In 2009, their tobacco package health warning was invalidated due administrative reasons, but the matter was solved with the change of the package pictures.

Metasa is allegedly one of the biggest companies profting with cigarette smuggling in countries such as Brazil and Argentina. Multiple cases of cigarette apprehensions have happened since Metasa creation.

Metasa was tied to Rubens Catenacci, convicted in 2008 for laundering money in the doleiro Alberto Youssef scheme.
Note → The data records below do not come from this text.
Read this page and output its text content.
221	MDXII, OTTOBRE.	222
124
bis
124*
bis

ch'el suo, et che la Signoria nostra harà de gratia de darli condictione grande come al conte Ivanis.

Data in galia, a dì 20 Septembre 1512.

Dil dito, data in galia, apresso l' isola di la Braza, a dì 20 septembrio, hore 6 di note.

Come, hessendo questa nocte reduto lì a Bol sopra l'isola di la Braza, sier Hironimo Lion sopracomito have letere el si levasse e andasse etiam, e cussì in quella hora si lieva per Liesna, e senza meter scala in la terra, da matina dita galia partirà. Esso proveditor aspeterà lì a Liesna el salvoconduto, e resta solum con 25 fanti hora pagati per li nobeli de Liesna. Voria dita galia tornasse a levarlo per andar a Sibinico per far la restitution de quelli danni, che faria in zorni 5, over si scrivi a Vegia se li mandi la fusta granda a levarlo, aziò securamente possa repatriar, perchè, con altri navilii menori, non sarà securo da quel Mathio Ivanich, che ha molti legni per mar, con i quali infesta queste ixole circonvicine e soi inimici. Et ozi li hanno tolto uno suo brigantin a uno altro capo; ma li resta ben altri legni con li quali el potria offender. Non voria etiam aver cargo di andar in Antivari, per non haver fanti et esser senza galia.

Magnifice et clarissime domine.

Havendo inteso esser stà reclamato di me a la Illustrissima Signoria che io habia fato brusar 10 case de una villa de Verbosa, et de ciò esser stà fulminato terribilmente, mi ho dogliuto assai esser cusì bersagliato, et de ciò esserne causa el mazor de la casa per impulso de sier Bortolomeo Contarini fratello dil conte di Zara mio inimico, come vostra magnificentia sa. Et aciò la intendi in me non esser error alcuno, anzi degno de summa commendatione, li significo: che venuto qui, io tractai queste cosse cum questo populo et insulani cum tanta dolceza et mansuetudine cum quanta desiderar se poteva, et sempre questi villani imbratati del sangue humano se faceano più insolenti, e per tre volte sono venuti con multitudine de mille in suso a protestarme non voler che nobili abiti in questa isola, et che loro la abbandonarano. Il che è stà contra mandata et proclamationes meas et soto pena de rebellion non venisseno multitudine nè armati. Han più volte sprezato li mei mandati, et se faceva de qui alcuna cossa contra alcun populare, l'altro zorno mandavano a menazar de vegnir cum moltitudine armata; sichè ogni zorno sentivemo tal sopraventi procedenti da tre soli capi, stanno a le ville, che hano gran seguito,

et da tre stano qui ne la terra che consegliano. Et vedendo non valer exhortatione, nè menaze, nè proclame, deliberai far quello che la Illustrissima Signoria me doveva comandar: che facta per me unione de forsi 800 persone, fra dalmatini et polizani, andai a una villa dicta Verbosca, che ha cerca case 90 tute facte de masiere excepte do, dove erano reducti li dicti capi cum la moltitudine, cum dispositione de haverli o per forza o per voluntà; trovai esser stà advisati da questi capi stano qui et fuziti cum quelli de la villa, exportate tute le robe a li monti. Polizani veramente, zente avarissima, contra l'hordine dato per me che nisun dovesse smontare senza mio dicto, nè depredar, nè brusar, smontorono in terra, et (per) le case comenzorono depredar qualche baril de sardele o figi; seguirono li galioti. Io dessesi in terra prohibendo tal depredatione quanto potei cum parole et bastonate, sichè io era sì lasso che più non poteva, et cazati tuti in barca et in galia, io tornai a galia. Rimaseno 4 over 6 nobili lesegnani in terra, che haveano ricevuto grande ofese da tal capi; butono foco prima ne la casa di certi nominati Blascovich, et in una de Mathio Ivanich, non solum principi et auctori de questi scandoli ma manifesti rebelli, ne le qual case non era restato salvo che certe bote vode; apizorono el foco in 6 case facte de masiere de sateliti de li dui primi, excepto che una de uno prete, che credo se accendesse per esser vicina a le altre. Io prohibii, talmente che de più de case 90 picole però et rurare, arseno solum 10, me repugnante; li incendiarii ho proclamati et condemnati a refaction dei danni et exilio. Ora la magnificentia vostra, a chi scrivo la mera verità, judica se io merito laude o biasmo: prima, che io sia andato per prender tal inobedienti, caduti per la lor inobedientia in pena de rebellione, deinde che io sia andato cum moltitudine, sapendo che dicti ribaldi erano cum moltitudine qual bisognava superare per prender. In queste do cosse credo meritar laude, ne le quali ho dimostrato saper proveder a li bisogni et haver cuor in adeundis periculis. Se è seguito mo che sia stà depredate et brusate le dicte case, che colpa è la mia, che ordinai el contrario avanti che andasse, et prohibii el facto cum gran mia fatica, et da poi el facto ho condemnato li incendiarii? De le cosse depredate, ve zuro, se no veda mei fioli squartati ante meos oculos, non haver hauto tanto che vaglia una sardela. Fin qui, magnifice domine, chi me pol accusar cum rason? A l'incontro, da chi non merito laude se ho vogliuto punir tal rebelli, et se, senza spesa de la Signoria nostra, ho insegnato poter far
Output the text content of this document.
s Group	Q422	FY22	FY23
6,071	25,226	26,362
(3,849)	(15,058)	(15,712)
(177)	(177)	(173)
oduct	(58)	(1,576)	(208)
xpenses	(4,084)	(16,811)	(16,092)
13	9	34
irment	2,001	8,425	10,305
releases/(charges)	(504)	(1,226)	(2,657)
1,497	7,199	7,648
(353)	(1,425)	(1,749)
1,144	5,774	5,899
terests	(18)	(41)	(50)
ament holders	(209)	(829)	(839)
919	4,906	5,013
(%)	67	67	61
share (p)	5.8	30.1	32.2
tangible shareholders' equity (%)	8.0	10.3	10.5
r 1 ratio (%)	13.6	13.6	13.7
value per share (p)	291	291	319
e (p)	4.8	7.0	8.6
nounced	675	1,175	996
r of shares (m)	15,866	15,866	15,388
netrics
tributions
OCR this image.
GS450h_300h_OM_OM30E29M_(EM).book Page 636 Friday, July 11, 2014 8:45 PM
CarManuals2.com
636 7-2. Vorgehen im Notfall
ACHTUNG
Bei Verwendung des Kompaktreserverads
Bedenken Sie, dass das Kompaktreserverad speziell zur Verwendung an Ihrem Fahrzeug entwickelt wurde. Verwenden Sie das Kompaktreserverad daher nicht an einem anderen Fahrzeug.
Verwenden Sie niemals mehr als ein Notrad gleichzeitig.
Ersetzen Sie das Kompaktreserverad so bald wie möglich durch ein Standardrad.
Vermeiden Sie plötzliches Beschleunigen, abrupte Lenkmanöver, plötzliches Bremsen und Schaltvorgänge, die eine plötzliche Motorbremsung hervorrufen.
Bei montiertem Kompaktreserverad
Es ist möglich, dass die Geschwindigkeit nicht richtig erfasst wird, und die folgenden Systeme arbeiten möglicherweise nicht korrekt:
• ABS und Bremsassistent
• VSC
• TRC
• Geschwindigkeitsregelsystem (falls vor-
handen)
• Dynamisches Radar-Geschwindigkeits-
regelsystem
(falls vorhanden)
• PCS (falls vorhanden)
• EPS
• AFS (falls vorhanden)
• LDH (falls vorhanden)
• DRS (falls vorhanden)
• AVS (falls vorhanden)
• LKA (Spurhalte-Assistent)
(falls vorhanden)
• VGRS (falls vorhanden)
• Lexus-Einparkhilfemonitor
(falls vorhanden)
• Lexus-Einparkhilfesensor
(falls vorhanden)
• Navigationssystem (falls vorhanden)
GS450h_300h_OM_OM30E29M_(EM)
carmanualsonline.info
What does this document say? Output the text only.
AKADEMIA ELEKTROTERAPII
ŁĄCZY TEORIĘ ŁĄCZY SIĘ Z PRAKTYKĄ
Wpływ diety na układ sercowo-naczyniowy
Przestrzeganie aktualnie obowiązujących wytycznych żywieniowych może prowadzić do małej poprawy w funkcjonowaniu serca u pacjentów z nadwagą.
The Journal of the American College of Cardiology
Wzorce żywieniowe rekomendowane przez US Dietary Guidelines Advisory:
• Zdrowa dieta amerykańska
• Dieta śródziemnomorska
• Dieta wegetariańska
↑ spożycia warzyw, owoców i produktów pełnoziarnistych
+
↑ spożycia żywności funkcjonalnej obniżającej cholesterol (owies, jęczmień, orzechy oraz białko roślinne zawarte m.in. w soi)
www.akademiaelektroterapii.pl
He controlled 80% of the company's assets. In 2022, Metasa was tied to the senator Erico Galeano, accused of laundering money from narcotraffic. According to the Paraguayan Secretariat of Money and Goods Laundry, on 10 March 2022, Metasa received ₲ 852,537,303 as compensation for the exit of Galeano from the company. He controlled 1% of the company's assets. The Paraguayan Public Prosecutor's Office accused Metasa of smuggling and money laundry.